Sunday, September 21, 2008

In Dutch in Lake Tahoe

Wednesday was a small milestone for me. In Dutch, a film I directed last year for Meaghan Sinclair, was shown to a group of strangers in Lake Tahoe. I've premiered films I've written myself, but when you work on a film which isn't your own passion project, it's natural to feel a little differently about it. Still, I'd be lying if I said I didn't get a thrill when I saw a In Dutch's onesheet magically appear on the Valhalla At Tahoe web site. (You can read all my posts about In Dutch here.)

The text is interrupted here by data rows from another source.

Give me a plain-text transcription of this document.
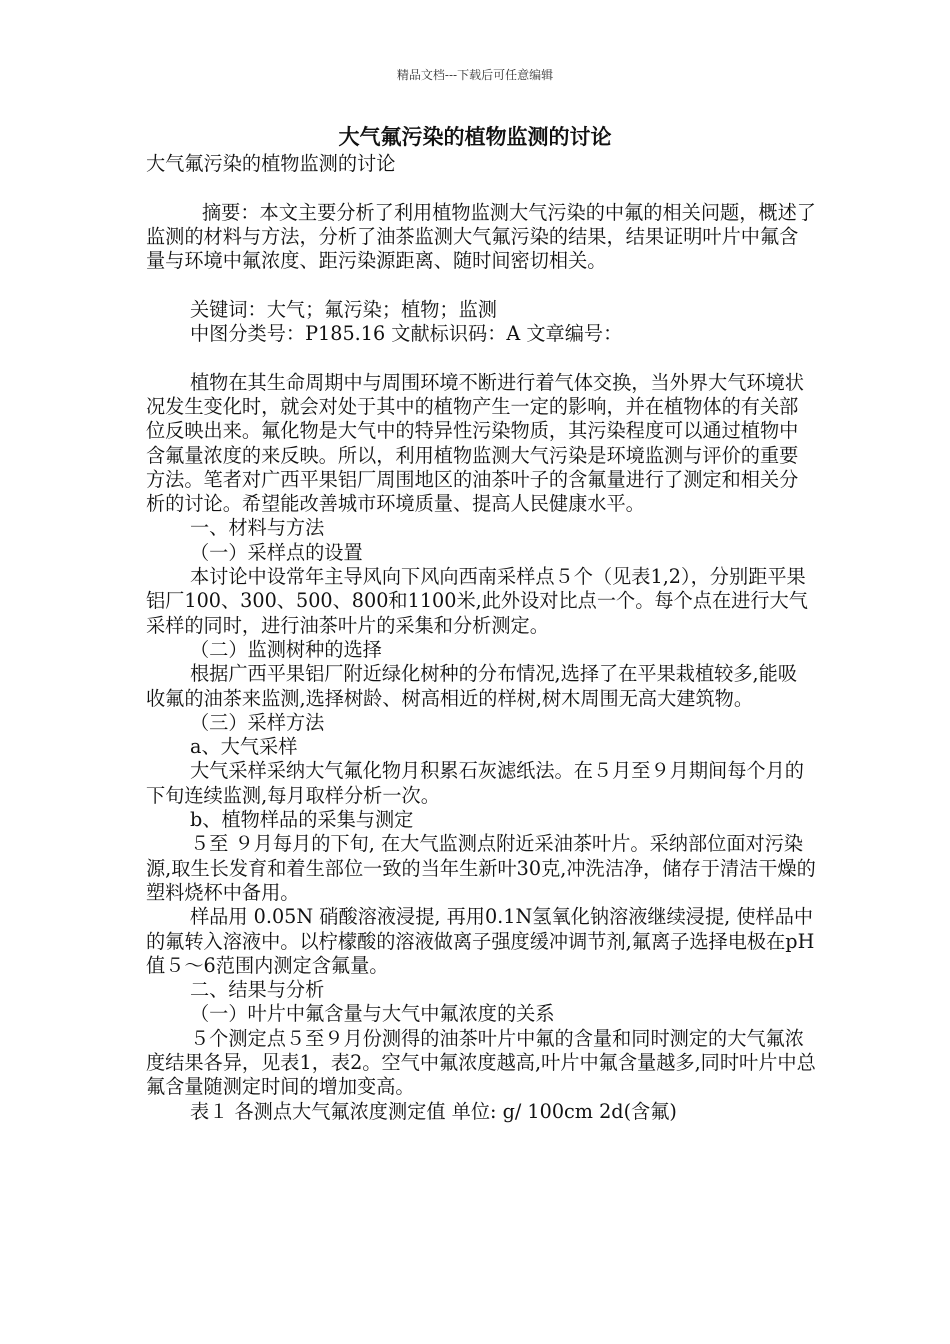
精品文档---下载后可任意编辑
大气氟污染的植物监测的讨论

大气氟污染的植物监测的讨论

摘要：本文主要分析了利用植物监测大气污染的中氟的相关问题，概述了监测的材料与方法，分析了油茶监测大气氟污染的结果，结果证明叶片中氟含量与环境中氟浓度、距污染源距离、随时间密切相关。

关键词：大气；氟污染；植物；监测

中图分类号：P185.16 文献标识码：A 文章编号：

植物在其生命周期中与周围环境不断进行着气体交换，当外界大气环境状况发生变化时，就会对处于其中的植物产生一定的影响，并在植物体的有关部位反映出来。氟化物是大气中的特异性污染物质，其污染程度可以通过植物中含氟量浓度的来反映。所以，利用植物监测大气污染是环境监测与评价的重要方法。笔者对广西平果铝厂周围地区的油茶叶子的含氟量进行了测定和相关分析的讨论。希望能改善城市环境质量、提高人民健康水平。

一、材料与方法

（一）采样点的设置

本讨论中设常年主导风向下风向西南采样点５个（见表1,2），分别距平果铝厂100、300、500、800和1100米,此外设对比点一个。每个点在进行大气采样的同时，进行油茶叶片的采集和分析测定。

（二）监测树种的选择

根据广西平果铝厂附近绿化树种的分布情况,选择了在平果栽植较多,能吸收氟的油茶来监测,选择树龄、树高相近的样树,树木周围无高大建筑物。

（三）采样方法

a、大气采样

大气采样采纳大气氟化物月积累石灰滤纸法。在５月至９月期间每个月的下旬连续监测,每月取样分析一次。

b、植物样品的采集与测定

５至 ９月每月的下旬, 在大气监测点附近采油茶叶片。采纳部位面对污染源,取生长发育和着生部位一致的当年生新叶30克,冲洗洁净，储存于清洁干燥的塑料烧杯中备用。

样品用 0.05N 硝酸溶液浸提, 再用0.1N氢氧化钠溶液继续浸提, 使样品中的氟转入溶液中。以柠檬酸的溶液做离子强度缓冲调节剂,氟离子选择电极在pH 值５～6范围内测定含氟量。

二、结果与分析

（一）叶片中氟含量与大气中氟浓度的关系

５个测定点５至９月份测得的油茶叶片中氟的含量和同时测定的大气氟浓度结果各异，见表1，表2。空气中氟浓度越高,叶片中氟含量越多,同时叶片中总氟含量随测定时间的增加变高。

表１ 各测点大气氟浓度测定值 单位: g/ 100cm 2d(含氟)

Tahoe's gorgeous and I loved the drive in this time. I snapped this pic from my iPhone as soon as Tahoe appeared around the bend:

The Valhalla Boathouse is located right on Lake Tahoe (maybe you caught the bit about it being a boathouse?) and reminiscent of a smaller version of Yosemite's Ahwahnee Hotel:

The inside has a nice cozy feel, too:

Because it was a last minute thing, the Producers really didn't have a chance to do much publicity for it. We had a small gathering, but I was thankful. Had there been 100+ people, I think I might have been in the back vomiting uncontrollably. A small crowd feels less like a festival screening and more like a party. Rob and Meaghan and I had a lot of fun introducing the film and doing a Q&A afterwards.

The reactions were favorable. One can never be absolutely certain how an audience feels about a movie, but any unsolicited praise goes a long way to show at least one person enjoyed themselves. One older gentleman commented how great the sound was, which was extremely gratifying—I had lobbied hard to hire the Emmy award-winning Dave Losko as our Sound Mixer. Another audience member lauded the acting, which I also worked extra hard to achieve. Of course, there's no way I could take credit for the acting itself, but the coaching I gave the actors—in fact, they're the first ones to say this—had a substantial difference on their final performance. For me, acting and sound are usually the two weakest links in the chain for any short film, so I chalked up the evening as Mission: Accomplished.

Regrettably, due to scheduling and geographic constraints during post-production (I had a newborn at home last year, and lived 50 miles away from the editor), this cut of the film was not my edit. So I was delighted the producers offered me a chance to recut In Dutch into a version we'd all be happy with. Though the current cut is already quite good, the sound design still needs a little tweaking and some insert shots weren't done because we ran out of time on the day of the shoot. Realistically, I'd estimate the final cut needs another 20-40 hours of work to really make it shine. Why is it always the last 5% the bit which takes 90% of the effort?